The core differentiator between JTBD and these traditional system-analysis techniques is that JTBD is much less prescriptive about what exactly the users’ task is, and how they will accomplish it. Task analysis and use cases aim to understand the best way in which the product can handle the typical activities that users need to do (and often end up being biased by existing solutions); the JTBD approach moves the focus on desired outcomes and questions whether those typical activities are the way of reaching the outcomes that users really seek.
There was poor signal (qualified patients and volunteers) to noise ratio and we needed to redesign the screening process.
The current solution was poorly designed to manage thousands of participants for the multiple studies a researcher might have going on concurrently.

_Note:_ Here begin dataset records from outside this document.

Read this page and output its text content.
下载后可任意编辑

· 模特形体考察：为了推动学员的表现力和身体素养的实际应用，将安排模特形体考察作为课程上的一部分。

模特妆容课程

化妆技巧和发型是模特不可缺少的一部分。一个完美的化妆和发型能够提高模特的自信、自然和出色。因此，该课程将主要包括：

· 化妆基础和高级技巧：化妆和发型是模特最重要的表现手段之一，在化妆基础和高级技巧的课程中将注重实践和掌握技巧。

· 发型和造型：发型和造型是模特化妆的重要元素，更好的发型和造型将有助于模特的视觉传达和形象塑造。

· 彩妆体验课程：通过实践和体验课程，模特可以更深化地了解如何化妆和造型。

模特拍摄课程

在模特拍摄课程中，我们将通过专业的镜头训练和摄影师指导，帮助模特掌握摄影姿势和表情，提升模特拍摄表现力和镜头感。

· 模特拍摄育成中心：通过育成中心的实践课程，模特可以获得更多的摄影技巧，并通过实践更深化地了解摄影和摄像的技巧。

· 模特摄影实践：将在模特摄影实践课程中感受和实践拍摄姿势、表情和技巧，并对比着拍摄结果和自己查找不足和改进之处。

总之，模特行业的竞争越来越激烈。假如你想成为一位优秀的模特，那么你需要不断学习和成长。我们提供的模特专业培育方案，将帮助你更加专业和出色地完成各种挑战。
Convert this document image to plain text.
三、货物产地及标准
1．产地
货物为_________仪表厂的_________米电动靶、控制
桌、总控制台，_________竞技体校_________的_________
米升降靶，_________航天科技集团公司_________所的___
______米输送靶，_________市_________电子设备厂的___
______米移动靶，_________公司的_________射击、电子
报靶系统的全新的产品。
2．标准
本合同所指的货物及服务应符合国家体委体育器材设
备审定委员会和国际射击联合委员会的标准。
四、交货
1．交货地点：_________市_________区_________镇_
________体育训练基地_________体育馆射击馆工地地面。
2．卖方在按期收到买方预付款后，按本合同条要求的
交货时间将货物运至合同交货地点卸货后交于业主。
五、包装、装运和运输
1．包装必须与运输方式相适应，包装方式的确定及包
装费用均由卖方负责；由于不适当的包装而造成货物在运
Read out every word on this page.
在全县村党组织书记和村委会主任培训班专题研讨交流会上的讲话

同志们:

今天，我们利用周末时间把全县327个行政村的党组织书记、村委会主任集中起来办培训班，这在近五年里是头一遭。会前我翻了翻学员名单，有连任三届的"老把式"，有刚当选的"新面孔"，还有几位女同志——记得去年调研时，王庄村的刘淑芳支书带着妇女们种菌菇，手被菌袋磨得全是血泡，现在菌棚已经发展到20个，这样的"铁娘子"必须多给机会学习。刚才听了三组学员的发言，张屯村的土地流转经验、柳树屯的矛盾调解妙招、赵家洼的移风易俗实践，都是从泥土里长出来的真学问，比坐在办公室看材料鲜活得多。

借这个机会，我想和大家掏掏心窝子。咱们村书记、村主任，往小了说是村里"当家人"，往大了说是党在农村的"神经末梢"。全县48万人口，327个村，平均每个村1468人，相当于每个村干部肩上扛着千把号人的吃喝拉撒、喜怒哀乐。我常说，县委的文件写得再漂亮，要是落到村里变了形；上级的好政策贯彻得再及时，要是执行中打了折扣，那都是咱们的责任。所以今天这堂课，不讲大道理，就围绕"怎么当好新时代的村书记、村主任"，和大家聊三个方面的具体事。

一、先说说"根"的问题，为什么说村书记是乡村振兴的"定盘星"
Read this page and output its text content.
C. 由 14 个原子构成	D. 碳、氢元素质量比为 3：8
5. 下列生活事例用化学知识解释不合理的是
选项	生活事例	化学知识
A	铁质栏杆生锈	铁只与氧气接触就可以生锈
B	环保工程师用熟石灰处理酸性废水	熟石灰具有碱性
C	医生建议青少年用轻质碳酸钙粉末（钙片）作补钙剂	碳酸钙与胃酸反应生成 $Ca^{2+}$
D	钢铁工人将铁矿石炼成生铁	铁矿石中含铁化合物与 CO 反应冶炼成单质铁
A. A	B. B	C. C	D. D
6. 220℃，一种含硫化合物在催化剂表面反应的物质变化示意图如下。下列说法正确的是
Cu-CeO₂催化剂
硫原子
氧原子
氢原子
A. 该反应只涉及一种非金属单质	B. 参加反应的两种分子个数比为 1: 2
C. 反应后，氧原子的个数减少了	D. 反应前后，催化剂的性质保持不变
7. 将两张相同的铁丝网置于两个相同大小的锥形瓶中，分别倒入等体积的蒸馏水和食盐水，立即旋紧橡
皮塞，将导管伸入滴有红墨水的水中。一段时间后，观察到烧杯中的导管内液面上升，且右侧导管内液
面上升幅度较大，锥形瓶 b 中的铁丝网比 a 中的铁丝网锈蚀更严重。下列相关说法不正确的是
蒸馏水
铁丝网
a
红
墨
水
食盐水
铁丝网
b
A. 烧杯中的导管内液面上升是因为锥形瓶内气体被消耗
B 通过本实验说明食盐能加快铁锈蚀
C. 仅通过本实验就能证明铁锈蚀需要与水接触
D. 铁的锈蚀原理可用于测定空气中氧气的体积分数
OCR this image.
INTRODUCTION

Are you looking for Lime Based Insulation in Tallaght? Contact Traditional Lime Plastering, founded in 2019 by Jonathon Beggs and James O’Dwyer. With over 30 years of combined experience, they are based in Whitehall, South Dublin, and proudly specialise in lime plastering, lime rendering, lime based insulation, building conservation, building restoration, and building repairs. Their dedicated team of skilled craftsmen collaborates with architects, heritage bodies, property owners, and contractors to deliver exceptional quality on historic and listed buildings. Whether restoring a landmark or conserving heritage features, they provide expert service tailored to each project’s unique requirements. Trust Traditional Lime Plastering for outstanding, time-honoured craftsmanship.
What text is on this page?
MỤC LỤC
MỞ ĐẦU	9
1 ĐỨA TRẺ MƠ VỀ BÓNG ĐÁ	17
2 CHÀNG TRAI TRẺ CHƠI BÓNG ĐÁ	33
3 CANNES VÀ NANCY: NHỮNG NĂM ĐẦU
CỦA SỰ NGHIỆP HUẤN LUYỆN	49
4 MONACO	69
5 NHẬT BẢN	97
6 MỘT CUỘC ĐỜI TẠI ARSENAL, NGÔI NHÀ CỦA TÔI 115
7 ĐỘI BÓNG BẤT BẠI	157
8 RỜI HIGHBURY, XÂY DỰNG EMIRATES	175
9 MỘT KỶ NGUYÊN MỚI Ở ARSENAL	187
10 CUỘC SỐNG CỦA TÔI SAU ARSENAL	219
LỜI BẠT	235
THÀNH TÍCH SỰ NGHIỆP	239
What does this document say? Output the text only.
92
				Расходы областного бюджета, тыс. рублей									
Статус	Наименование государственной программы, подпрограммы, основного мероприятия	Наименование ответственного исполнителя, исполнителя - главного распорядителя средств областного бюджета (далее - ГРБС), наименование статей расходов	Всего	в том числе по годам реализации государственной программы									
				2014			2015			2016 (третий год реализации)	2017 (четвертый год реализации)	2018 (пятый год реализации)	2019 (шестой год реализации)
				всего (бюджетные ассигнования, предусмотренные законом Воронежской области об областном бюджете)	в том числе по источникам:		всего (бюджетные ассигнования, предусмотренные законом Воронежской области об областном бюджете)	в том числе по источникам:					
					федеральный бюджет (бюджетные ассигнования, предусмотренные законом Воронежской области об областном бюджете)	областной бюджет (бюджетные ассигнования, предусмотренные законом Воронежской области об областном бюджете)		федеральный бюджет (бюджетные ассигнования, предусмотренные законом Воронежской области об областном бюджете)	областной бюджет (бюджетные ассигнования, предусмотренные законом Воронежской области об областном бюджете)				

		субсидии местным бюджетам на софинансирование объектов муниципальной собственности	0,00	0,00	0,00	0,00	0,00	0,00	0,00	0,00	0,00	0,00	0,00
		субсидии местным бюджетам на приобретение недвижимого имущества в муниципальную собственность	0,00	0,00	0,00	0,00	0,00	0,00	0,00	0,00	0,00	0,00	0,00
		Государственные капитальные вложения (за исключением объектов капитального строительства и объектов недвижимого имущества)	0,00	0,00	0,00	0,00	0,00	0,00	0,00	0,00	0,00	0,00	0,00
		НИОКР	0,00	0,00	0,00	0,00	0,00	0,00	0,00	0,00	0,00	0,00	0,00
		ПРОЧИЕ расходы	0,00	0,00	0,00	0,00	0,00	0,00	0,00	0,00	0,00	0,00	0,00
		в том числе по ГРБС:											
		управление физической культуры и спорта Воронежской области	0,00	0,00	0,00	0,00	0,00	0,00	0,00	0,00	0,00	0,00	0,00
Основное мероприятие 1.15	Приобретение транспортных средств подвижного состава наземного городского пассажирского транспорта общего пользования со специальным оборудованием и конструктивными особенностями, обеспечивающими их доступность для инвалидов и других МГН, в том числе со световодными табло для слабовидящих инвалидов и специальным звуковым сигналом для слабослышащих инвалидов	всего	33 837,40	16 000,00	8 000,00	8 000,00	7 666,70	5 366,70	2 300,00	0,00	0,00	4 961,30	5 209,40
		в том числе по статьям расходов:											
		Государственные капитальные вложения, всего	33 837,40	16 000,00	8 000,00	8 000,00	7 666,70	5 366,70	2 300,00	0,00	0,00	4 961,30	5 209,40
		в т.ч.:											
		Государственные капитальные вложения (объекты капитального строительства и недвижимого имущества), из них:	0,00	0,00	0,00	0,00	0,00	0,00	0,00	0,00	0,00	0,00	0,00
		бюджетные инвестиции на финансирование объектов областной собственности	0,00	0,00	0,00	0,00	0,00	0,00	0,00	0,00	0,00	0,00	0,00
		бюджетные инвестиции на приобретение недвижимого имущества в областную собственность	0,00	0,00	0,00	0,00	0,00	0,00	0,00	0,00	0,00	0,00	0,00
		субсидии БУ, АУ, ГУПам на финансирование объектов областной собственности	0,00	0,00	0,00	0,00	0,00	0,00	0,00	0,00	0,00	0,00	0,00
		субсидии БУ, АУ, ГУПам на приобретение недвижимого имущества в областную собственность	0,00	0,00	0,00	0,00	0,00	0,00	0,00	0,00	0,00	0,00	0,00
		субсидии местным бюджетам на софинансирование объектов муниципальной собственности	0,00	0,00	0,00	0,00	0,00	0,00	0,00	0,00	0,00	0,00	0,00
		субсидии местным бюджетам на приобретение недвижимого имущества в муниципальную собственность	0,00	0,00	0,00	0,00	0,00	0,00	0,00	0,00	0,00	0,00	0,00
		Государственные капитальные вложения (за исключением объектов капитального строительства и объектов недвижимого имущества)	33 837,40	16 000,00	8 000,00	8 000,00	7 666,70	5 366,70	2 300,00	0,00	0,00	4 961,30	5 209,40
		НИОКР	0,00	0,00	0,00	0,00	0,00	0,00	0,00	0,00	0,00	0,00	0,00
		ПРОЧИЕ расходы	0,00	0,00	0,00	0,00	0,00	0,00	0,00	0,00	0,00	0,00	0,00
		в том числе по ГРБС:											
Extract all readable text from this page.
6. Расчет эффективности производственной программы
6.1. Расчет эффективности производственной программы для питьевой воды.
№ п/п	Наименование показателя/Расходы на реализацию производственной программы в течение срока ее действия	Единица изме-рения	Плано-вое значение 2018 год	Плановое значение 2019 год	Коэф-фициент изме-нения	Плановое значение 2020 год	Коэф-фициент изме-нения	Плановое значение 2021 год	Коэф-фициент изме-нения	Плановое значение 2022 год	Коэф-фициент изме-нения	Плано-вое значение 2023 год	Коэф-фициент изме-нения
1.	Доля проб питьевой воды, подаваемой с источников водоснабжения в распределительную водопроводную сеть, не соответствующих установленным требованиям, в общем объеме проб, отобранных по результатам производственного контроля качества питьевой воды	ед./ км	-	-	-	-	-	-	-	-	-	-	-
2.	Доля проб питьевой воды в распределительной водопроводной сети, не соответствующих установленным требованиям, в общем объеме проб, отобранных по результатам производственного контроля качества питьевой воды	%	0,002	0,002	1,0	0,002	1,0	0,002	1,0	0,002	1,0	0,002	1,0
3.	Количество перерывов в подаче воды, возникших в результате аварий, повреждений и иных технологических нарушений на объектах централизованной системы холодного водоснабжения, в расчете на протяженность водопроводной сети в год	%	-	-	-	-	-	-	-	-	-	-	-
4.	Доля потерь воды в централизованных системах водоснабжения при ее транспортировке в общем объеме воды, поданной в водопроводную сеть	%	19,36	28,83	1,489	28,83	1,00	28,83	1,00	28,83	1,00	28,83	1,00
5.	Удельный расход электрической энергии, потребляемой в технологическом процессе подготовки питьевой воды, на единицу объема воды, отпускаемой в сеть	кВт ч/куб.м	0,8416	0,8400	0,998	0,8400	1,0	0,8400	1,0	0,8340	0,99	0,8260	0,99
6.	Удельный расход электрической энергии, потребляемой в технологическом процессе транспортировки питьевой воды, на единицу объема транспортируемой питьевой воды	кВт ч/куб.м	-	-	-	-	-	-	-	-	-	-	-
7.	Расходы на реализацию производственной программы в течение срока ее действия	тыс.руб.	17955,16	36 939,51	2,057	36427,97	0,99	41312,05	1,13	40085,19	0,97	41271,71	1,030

Communicating to inform and schedule appointments with patients was another major nigtmare for the researchers. Fortunately, our users were willing to actively participate because there were serious problems hampering their productivity.
Issues that came up during interview interpretation were collected and put up on a wall using sticky notes. The first design were on paper and of very low fidelity.
Iteration Round 02 on Invision
Sketch Mockups were edited after interview rounds.
After multiple Iterations our war (of ideas) room looked something like this. Affinity wall notes were periodically presented to management and backend developers so they could plan the logistics of their effort.
To conduct Usability Tests we invited users to our office to test out out our new front end. Yes, lab cconditions have their drawbacks but there was very little time left in the internship to deploy a full working webapp and test it in the real world context.